Tool execution: Stage 2; regular code runs the function. Bucket 2 of failures.
Response synthesis: Stage 3; LLM wraps the structured response in natural language. Bucket 3 of failures.
Punt: assistant-design term for when the model says “I can’t help” instead of using an available tool.
Tool hallucination: model emits a call to a function name that doesn’t exist.
Tool router (or tool selector): intermediary system that filters the list of available tools before showing them to the LLM. Used at scale when the tool inventory is large.
Grounding: model’s ability to use information that’s present in its context (in this case, the structured tool response).

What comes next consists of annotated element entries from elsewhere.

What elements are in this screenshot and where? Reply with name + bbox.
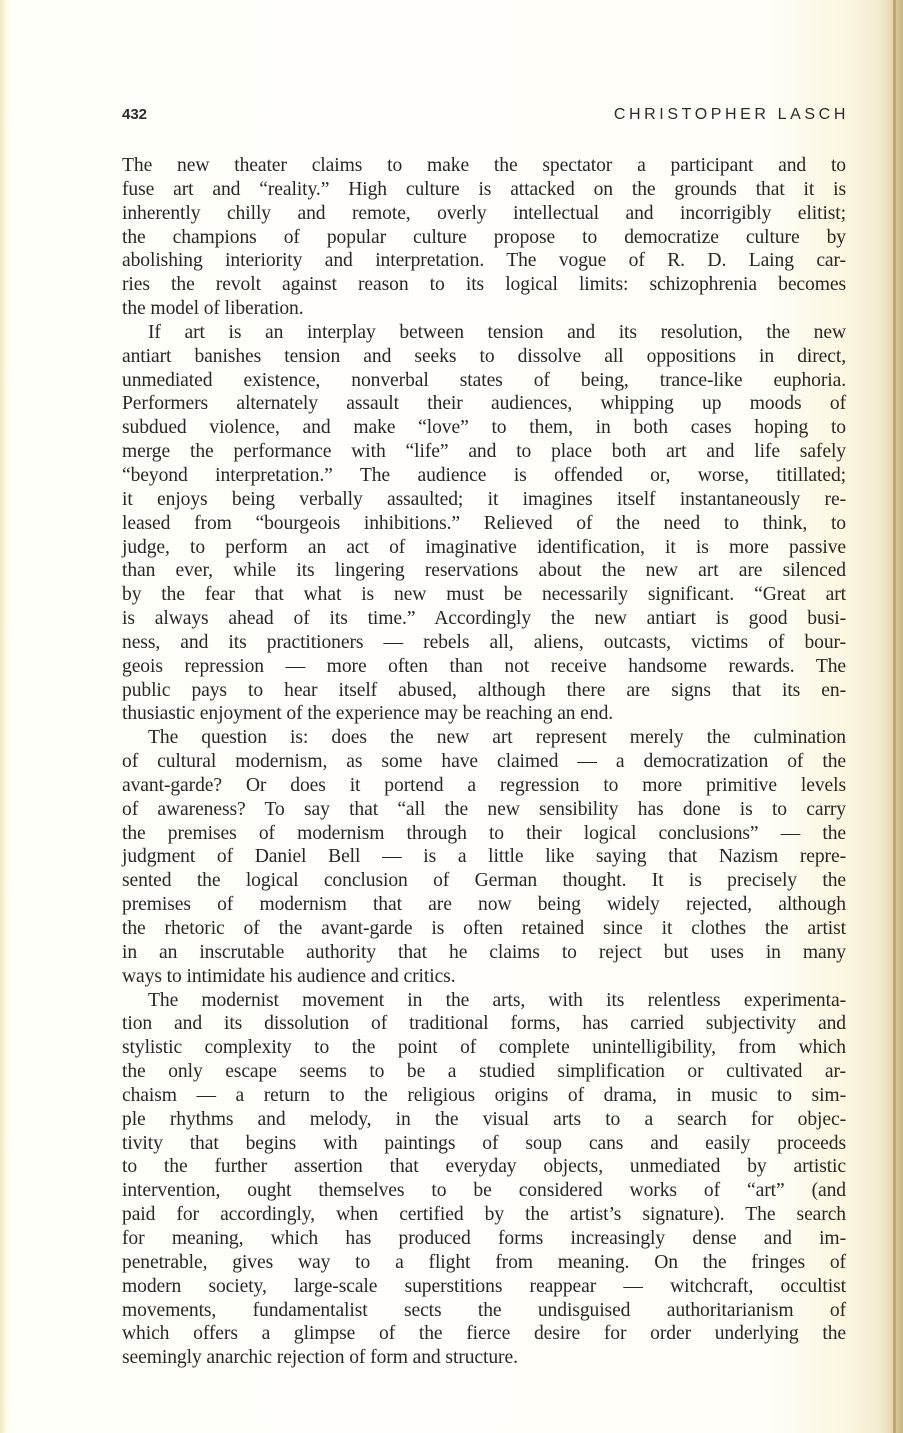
text-line: abolishing interiority and interpretatio… [122,249,846,273]
text-line: tion and its dissolution of traditional … [122,1012,846,1036]
page-binding-edge [893,0,896,1433]
text-line: inherently chilly and remote, overly int… [122,202,846,226]
text-line: movements, fundamentalist sects the undi… [122,1299,846,1323]
text-line: antiart banishes tension and seeks to di… [122,345,846,369]
text-line: for meaning, which has produced forms in… [122,1227,846,1251]
text-line: sented the logical conclusion of German … [122,869,846,893]
text-line: If art is an interplay between tension a… [122,321,846,345]
text-line: avant-garde? Or does it portend a regres… [122,774,846,798]
page-header: 432 CHRISTOPHER LASCH [122,106,846,126]
text-line: in an inscrutable authority that he clai… [122,941,846,965]
paragraph: The new theater claims to make the spect… [122,154,846,321]
text-line: it enjoys being verbally assaulted; it i… [122,488,846,512]
body-text: The new theater claims to make the spect… [122,154,846,1370]
book-page: 432 CHRISTOPHER LASCH The new theater cl… [0,0,903,1433]
text-line: leased from “bourgeois inhibitions.” Rel… [122,512,846,536]
paragraph: If art is an interplay between tension a… [122,321,846,726]
text-line: unmediated existence, nonverbal states o… [122,369,846,393]
paragraph: The question is: does the new art repres… [122,726,846,988]
text-line: the model of liberation. [122,297,846,321]
text-line: of cultural modernism, as some have clai… [122,750,846,774]
text-line: ness, and its practitioners — rebels all… [122,631,846,655]
text-line: paid for accordingly, when certified by … [122,1203,846,1227]
text-line: Performers alternately assault their aud… [122,392,846,416]
text-line: “beyond interpretation.” The audience is… [122,464,846,488]
text-line: the champions of popular culture propose… [122,226,846,250]
text-line: the only escape seems to be a studied si… [122,1060,846,1084]
text-line: subdued violence, and make “love” to the… [122,416,846,440]
text-line: by the fear that what is new must be nec… [122,583,846,607]
text-line: is always ahead of its time.” Accordingl… [122,607,846,631]
text-line: the rhetoric of the avant-garde is often… [122,917,846,941]
text-line: merge the performance with “life” and to… [122,440,846,464]
text-line: which offers a glimpse of the fierce des… [122,1322,846,1346]
page-left-edge [0,0,6,1433]
text-line: stylistic complexity to the point of com… [122,1036,846,1060]
text-line: ries the revolt against reason to its lo… [122,273,846,297]
text-line: the premises of modernism through to the… [122,822,846,846]
text-line: premises of modernism that are now being… [122,893,846,917]
page-number: 432 [122,106,147,123]
text-line: The question is: does the new art repres… [122,726,846,750]
text-line: geois repression — more often than not r… [122,655,846,679]
text-line: ways to intimidate his audience and crit… [122,965,846,989]
paragraph: The modernist movement in the arts, with… [122,989,846,1371]
text-line: fuse art and “reality.” High culture is … [122,178,846,202]
text-line: ple rhythms and melody, in the visual ar… [122,1108,846,1132]
text-line: The modernist movement in the arts, with… [122,989,846,1013]
text-line: judgment of Daniel Bell — is a little li… [122,845,846,869]
running-head-author: CHRISTOPHER LASCH [614,106,849,124]
text-line: chaism — a return to the religious origi… [122,1084,846,1108]
text-line: thusiastic enjoyment of the experience m… [122,702,846,726]
text-line: to the further assertion that everyday o… [122,1155,846,1179]
text-line: of awareness? To say that “all the new s… [122,798,846,822]
text-line: penetrable, gives way to a flight from m… [122,1251,846,1275]
text-line: judge, to perform an act of imaginative … [122,536,846,560]
text-line: than ever, while its lingering reservati… [122,559,846,583]
text-line: The new theater claims to make the spect… [122,154,846,178]
text-line: modern society, large-scale superstition… [122,1275,846,1299]
text-line: intervention, ought themselves to be con… [122,1179,846,1203]
text-line: public pays to hear itself abused, altho… [122,679,846,703]
text-line: seemingly anarchic rejection of form and… [122,1346,846,1370]
text-line: tivity that begins with paintings of sou… [122,1132,846,1156]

Structured output: API feature that guarantees the LLM (or tool) produces output matching a JSON schema. Required for production reliability.

Tool-use failures fall into three buckets: tool prediction, tool execution, response synthesis.
Categorize the failure before chasing the fix. Most “AI is broken” cases resolve cleanly once placed.
Tool quality (names, docstrings, structured outputs) is the high-leverage non-AI work that makes AI features reliable.